Après avoir traversé plusieurs salles avec Tahoser, qu’il guidait par la main, le roi s’assit sur un siège en forme de trône, dans une chambre splendidement décorée.

Au plafond bleu scintillaient des étoiles d’or, et contre les piliers qui supportaient la corniche s’adossaient des statues de rois coiffés du pschent, les jambes engagées dans le bloc et les bras croisés sur la poitrine, dont les yeux bordés de lignes noires regardaient dans la chambre avec une intensité effrayante.

Entre chaque pilier brûlait une lampe posée sur un socle, et les panneaux des murailles représentaient une sorte de défilé ethnographique.
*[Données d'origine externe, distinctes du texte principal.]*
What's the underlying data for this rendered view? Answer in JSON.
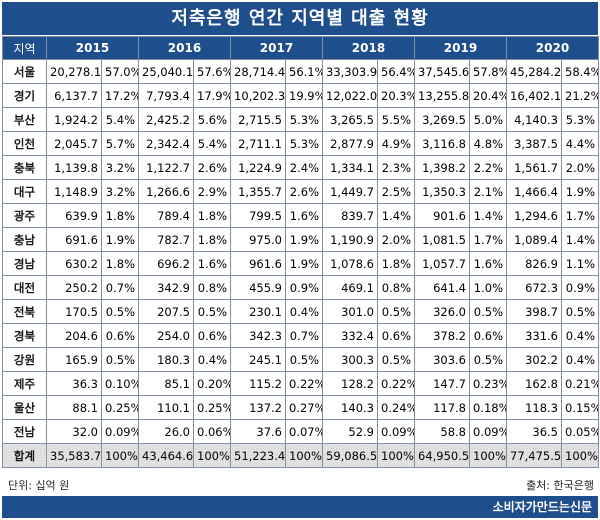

On y voyait figurées avec leurs physionomies spéciales et leurs costumes particuliers les nations des quatre parties du monde.
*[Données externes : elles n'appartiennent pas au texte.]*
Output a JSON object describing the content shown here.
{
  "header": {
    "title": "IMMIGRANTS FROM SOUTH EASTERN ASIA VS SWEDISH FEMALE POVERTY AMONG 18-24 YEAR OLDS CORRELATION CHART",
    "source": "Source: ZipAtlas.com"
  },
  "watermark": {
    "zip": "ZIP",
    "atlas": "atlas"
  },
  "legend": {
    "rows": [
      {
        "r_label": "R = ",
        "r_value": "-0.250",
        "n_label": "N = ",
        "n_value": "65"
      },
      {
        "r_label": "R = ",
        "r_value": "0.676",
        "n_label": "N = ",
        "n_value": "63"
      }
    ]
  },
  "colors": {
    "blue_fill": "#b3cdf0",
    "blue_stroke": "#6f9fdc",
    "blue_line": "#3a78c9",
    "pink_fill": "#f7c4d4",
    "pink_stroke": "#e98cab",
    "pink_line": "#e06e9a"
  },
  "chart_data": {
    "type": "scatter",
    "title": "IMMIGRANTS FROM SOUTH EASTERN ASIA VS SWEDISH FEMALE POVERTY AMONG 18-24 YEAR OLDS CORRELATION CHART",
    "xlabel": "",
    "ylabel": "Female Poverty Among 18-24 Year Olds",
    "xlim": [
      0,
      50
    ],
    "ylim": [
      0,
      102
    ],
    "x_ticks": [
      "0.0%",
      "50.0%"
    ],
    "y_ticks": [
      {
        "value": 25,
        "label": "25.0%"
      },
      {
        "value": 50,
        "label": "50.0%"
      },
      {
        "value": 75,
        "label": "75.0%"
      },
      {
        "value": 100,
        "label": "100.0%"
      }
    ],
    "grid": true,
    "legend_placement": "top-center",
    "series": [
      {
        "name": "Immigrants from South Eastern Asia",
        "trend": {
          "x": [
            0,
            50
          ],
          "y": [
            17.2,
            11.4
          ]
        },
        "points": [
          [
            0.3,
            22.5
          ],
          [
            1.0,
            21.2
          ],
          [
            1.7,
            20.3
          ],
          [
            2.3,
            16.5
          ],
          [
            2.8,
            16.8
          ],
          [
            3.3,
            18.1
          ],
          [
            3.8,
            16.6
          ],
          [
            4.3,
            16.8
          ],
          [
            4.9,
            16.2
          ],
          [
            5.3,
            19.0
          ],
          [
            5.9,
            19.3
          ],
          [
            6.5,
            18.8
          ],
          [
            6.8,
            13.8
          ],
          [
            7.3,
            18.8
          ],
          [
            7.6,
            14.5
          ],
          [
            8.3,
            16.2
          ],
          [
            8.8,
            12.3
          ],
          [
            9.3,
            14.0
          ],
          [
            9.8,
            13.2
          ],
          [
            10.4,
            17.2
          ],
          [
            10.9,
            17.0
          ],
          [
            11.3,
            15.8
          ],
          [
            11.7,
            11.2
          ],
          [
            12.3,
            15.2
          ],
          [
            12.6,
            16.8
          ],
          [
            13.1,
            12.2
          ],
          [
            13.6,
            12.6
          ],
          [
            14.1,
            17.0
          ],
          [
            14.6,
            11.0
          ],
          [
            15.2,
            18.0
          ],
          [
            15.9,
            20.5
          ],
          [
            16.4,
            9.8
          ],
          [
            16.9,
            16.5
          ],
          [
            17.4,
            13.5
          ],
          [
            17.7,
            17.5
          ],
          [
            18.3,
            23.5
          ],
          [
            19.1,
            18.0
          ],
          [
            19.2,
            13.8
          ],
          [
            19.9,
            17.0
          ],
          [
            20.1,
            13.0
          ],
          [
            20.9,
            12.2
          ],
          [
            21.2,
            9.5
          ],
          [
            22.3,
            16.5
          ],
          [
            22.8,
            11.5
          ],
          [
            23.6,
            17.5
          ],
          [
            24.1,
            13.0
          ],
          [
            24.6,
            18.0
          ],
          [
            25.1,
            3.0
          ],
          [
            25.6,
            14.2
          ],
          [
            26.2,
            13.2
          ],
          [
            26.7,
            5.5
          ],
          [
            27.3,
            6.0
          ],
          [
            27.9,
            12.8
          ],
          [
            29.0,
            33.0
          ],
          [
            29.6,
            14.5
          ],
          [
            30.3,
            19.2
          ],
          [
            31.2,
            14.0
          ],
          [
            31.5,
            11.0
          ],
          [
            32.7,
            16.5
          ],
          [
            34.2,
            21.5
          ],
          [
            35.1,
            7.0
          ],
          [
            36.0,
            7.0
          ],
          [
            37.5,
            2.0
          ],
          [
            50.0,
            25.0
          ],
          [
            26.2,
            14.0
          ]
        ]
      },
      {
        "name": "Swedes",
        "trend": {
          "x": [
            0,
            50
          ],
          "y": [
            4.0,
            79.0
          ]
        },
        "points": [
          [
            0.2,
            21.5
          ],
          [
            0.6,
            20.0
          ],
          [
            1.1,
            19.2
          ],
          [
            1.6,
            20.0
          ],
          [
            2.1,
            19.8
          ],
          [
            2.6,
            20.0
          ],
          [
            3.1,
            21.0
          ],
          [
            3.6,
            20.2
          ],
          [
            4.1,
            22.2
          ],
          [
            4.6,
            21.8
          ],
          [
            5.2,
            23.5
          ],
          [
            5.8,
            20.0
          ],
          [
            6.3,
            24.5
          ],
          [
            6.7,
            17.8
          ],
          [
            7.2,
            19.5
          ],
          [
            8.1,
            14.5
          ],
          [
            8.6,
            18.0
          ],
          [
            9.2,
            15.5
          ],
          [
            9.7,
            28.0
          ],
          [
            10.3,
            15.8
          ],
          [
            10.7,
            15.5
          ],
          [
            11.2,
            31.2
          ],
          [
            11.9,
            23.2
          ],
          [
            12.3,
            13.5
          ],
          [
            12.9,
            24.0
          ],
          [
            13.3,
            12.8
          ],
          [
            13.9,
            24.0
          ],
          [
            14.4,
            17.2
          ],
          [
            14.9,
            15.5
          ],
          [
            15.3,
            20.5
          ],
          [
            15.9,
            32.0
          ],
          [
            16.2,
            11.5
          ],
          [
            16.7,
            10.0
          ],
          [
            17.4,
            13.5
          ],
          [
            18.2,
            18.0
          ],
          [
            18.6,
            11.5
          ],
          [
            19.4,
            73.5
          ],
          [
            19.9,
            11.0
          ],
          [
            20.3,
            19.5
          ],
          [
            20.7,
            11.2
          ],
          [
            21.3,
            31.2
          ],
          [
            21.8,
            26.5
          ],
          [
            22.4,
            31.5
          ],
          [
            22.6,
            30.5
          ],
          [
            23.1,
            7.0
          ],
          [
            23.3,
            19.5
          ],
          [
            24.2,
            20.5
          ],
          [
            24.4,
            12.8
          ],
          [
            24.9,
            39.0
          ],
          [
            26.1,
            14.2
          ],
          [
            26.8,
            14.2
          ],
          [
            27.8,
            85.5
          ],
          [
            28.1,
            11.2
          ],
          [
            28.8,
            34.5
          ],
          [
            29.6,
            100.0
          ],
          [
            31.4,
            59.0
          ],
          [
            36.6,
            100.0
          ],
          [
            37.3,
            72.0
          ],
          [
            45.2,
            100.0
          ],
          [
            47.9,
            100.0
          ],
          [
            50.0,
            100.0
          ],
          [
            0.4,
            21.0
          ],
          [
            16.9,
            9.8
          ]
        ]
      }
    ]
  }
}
En tête de la série, guidée par Horus, le pasteur des peuples, marchait l’homme par excellence, l’Égyptien, le Rot-en-ne-rôme, à la physionomie douce, au nez légèrement aquilin, à la chevelure nattée, à la peau d’un rouge sombre, que faisait ressortir un pagne blanc. Ensuite venait le nègre ou Nahasi, avec sa peau noire, ses lèvres bouffies, ses pommettes saillantes, ses cheveux crépus; puis l’Asiatique ou Namou, à couleur de chair tirant sur le jaune, à nez fortement aquilin, à barbe noire et fournie, aiguisée en pointe, vêtu d’une jupe bariolée, frangée de houppes; puis l’Européen ou Tamhou, le plus sauvage de tous, différant des autres par son teint blanc, ses yeux bleus, sa barbe et sa chevelure rousses, une peau de bœuf non préparée jetée sur l’épaule, des tatouages aux bras et aux jambes.
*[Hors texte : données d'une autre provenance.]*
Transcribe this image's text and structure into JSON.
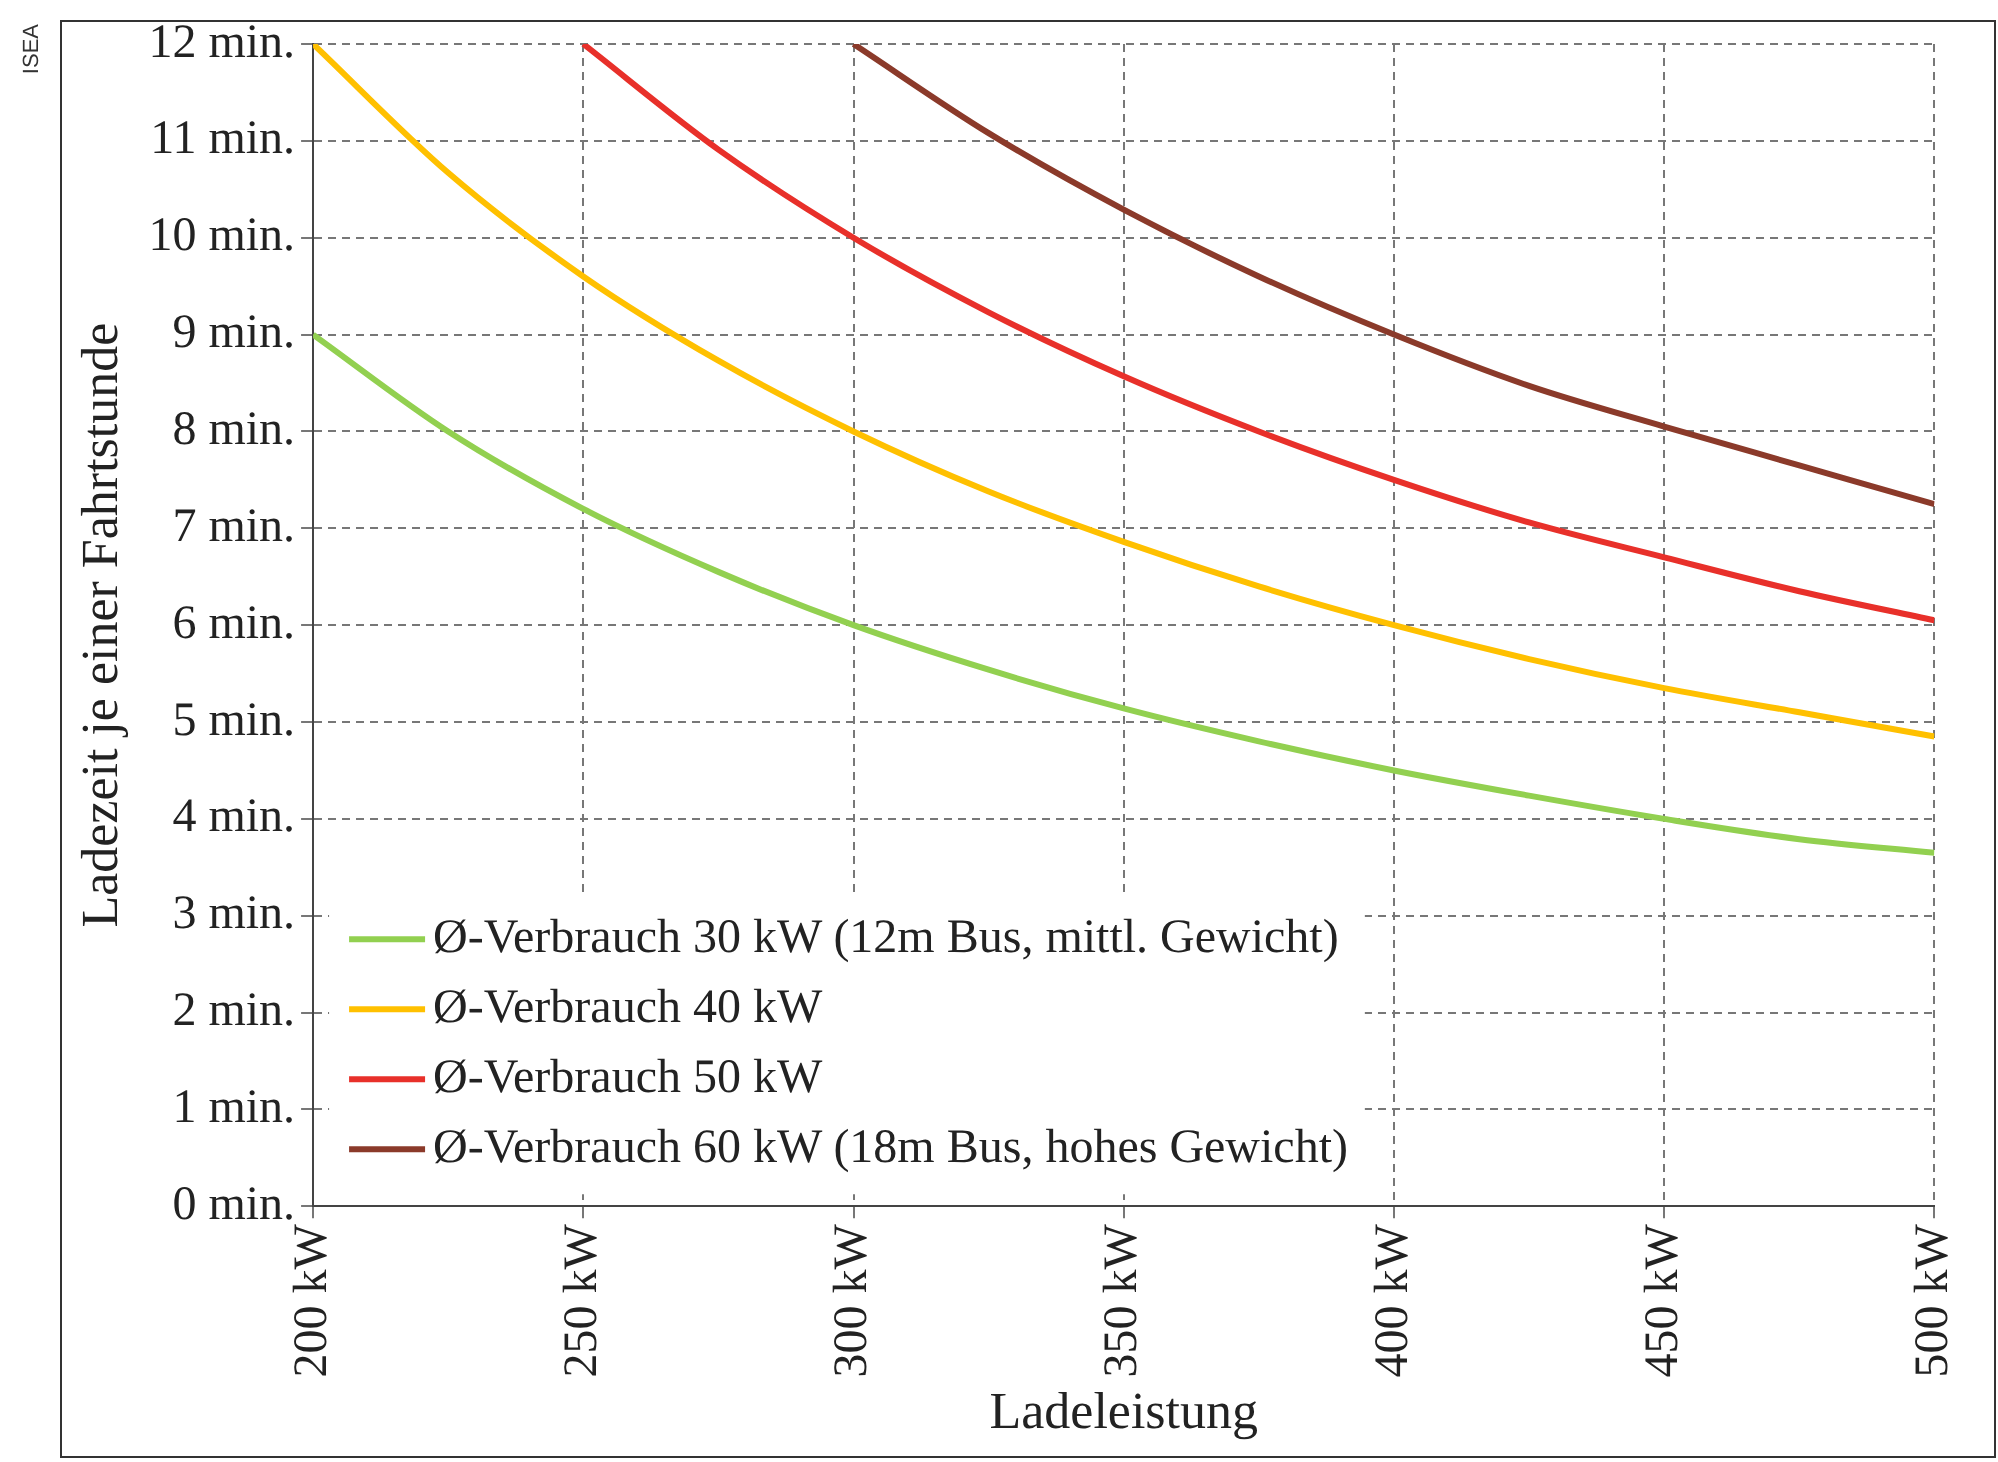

Des scènes de guerre et de triomphe remplissaient les autres panneaux, et des inscriptions hiéroglyphiques en expliquaient le sens.

Au milieu de la chambre, sur une table que supportaient des captifs liés par les coudes, sculptés si habilement qu’ils paraissaient vivre et souffrir, s’épanouissait une énorme gerbe de fleurs dont les émanations suaves parfumaient l’atmosphère.

Ainsi, dans cette chambre magnifique qu’entouraient les effigies de ses aïeux, tout racontait et chantait la gloire du Pharaon. Les nations du monde marchaient derrière l’Égypte et reconnaissaient sa suprématie, et lui commandait à l’Égypte; cependant la fille de Pétamounoph, loin d’être éblouie de cette splendeur, pensait au pavillon champêtre de Poëri, et surtout à la misérable hutte de boue et de paille du quartier des Hébreux, où elle avait laissé Ra’hel endormie, Ra’hel maintenant l’heureuse et seule épouse du jeune Hébreu.